A Different Kind of Fairy Tale
There was an evil in me too, a cruel streak. I don’t know where it came from and I didn’t really want it, no more than I’d want big feet or mousy brown hair or a piggish nose. But fuck it. If I’d been born with a piggish nose, then I would own it, like I own the cruel and the mean.
THE FIRST TIME I slept with Poppy, I cried. We were both sixteen, and I’d been in love with her since I was a kid, since I was still reading monster comics and spending too much time practicing sleight-of-hand tricks because I wanted to be a magician. People say you can’t feel real love that young, but I did. For Poppy.
I’d put out a trap in the woods.
I’d caught a wolf.
And now it was screaming.
If Poppy was the Wolf, and Midnight was the Hero . . .
Then who was I?
Poppy Harvey is as beautiful as she is cruel. You could call her a bully or a mean girl – or even THE Mean Girl – but neither does Poppy justice: she’s more like a cross between Regina George and Dexter Morgan, with the snotty, rich girl attitude of the former and the sociopathic tendencies of the latter. She once chopped off Holly Trueblood’s white-blonde hair at the skull – “all because someone said that Holly’s hair was prettier than her own.” Poppy’s the kind of girl who could grind your face in the dirt and then charge you for the privilege of spending time with her. She is the Queen and the Temptress and the Wolf, all rolled into one.

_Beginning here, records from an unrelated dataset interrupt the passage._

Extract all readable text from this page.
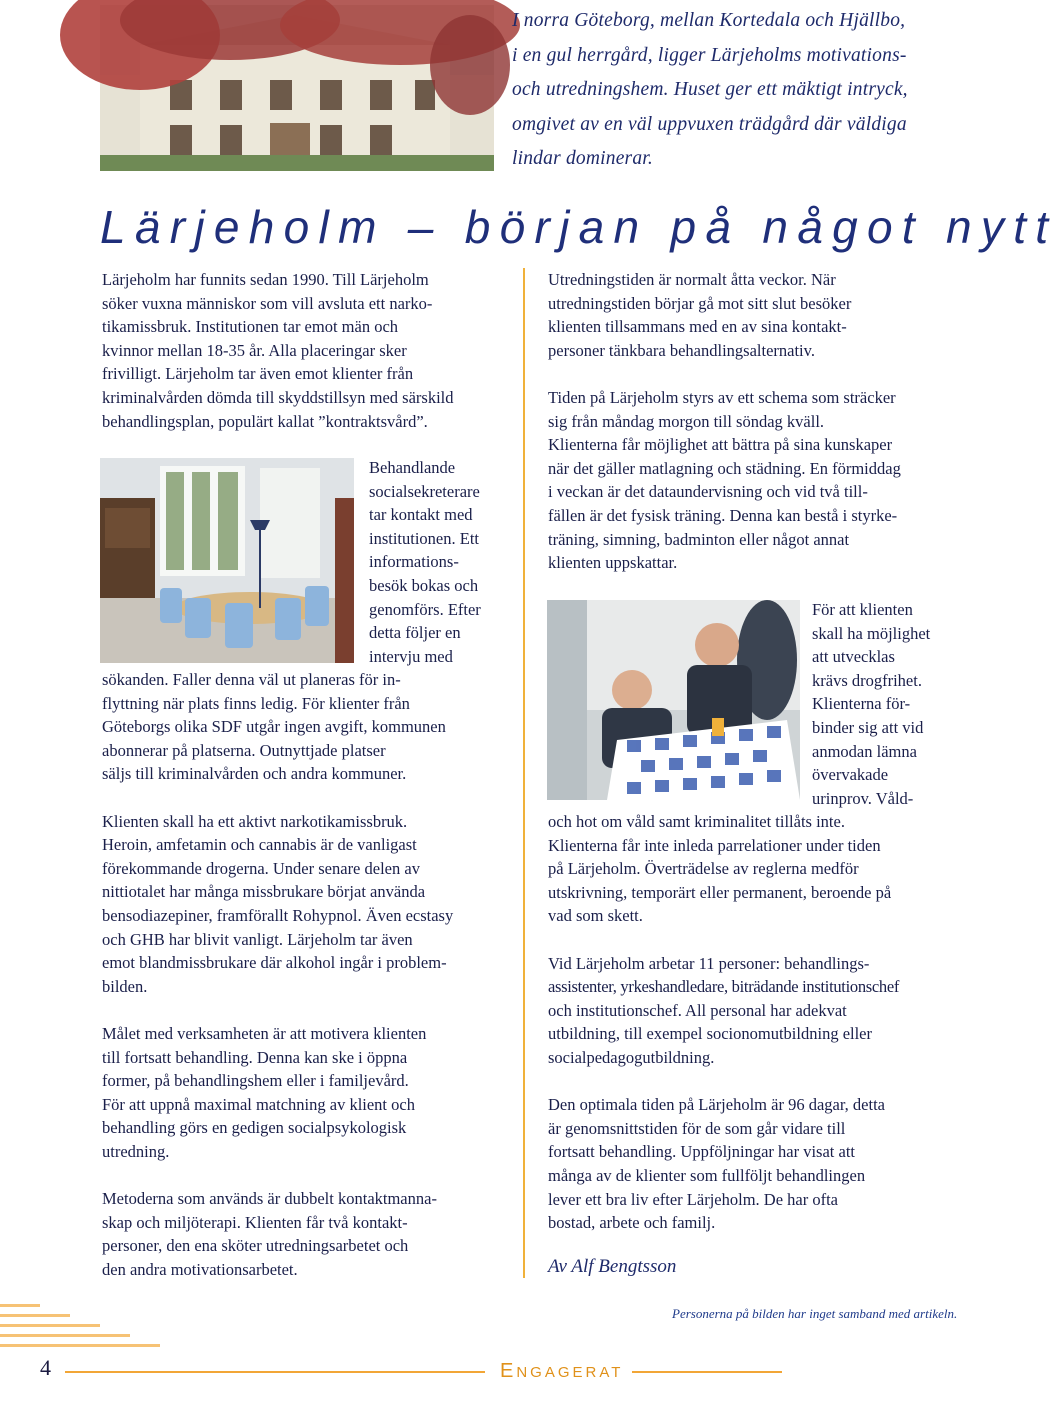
I norra Göteborg, mellan Kortedala och Hjällbo,
i en gul herrgård, ligger Lärjeholms motivations-
och utredningshem. Huset ger ett mäktigt intryck,
omgivet av en väl uppvuxen trädgård där väldiga
lindar dominerar.
Lärjeholm – början på något nytt
Lärjeholm har funnits sedan 1990. Till Lärjeholm
söker vuxna människor som vill avsluta ett narko-
tikamissbruk. Institutionen tar emot män och
kvinnor mellan 18-35 år. Alla placeringar sker
frivilligt. Lärjeholm tar även emot klienter från
kriminalvården dömda till skyddstillsyn med särskild
behandlingsplan, populärt kallat ”kontraktsvård”.
Behandlande
socialsekreterare
tar kontakt med
institutionen. Ett
informations-
besök bokas och
genomförs. Efter
detta följer en
intervju med

sökanden. Faller denna väl ut planeras för in-
flyttning när plats finns ledig. För klienter från
Göteborgs olika SDF utgår ingen avgift, kommunen
abonnerar på platserna. Outnyttjade platser
säljs till kriminalvården och andra kommuner.

Klienten skall ha ett aktivt narkotikamissbruk.
Heroin, amfetamin och cannabis är de vanligast
förekommande drogerna. Under senare delen av
nittiotalet har många missbrukare börjat använda
bensodiazepiner, framförallt Rohypnol. Även ecstasy
och GHB har blivit vanligt. Lärjeholm tar även
emot blandmissbrukare där alkohol ingår i problem-
bilden.

Målet med verksamheten är att motivera klienten
till fortsatt behandling. Denna kan ske i öppna
former, på behandlingshem eller i familjevård.
För att uppnå maximal matchning av klient och
behandling görs en gedigen socialpsykologisk
utredning.

Metoderna som används är dubbelt kontaktmanna-
skap och miljöterapi. Klienten får två kontakt-
personer, den ena sköter utredningsarbetet och
den andra motivationsarbetet.

Utredningstiden är normalt åtta veckor. När
utredningstiden börjar gå mot sitt slut besöker
klienten tillsammans med en av sina kontakt-
personer tänkbara behandlingsalternativ.

Tiden på Lärjeholm styrs av ett schema som sträcker
sig från måndag morgon till söndag kväll.
Klienterna får möjlighet att bättra på sina kunskaper
när det gäller matlagning och städning. En förmiddag
i veckan är det dataundervisning och vid två till-
fällen är det fysisk träning. Denna kan bestå i styrke-
träning, simning, badminton eller något annat
klienten uppskattar.

För att klienten
skall ha möjlighet
att utvecklas
krävs drogfrihet.
Klienterna för-
binder sig att vid
anmodan lämna
övervakade
urinprov. Våld-

och hot om våld samt kriminalitet tillåts inte.
Klienterna får inte inleda parrelationer under tiden
på Lärjeholm. Överträdelse av reglerna medför
utskrivning, temporärt eller permanent, beroende på
vad som skett.

Vid Lärjeholm arbetar 11 personer: behandlings-
assistenter, yrkeshandledare, biträdande institutionschef
och institutionschef. All personal har adekvat
utbildning, till exempel socionomutbildning eller
socialpedagogutbildning.

Den optimala tiden på Lärjeholm är 96 dagar, detta
är genomsnittstiden för de som går vidare till
fortsatt behandling. Uppföljningar har visat att
många av de klienter som fullföljt behandlingen
lever ett bra liv efter Lärjeholm. De har ofta
bostad, arbete och familj.

Av Alf Bengtsson
Personerna på bilden har inget samband med artikeln.
4	ENGAGERAT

With silky, golden blonde hair, milky white skin, and a knack for social manipulation, Poppy is loved/adored/worshiped by adults and teenagers alike. All but one: Leaf Bell, the oldest and fiercest of the Orphans. Leaf sees beyond Poppy’s surface beauty, all the way down into the ugly, black rottenness of her heart – and he despises her for it. Naturally, Poppy is hopelessly in love with him.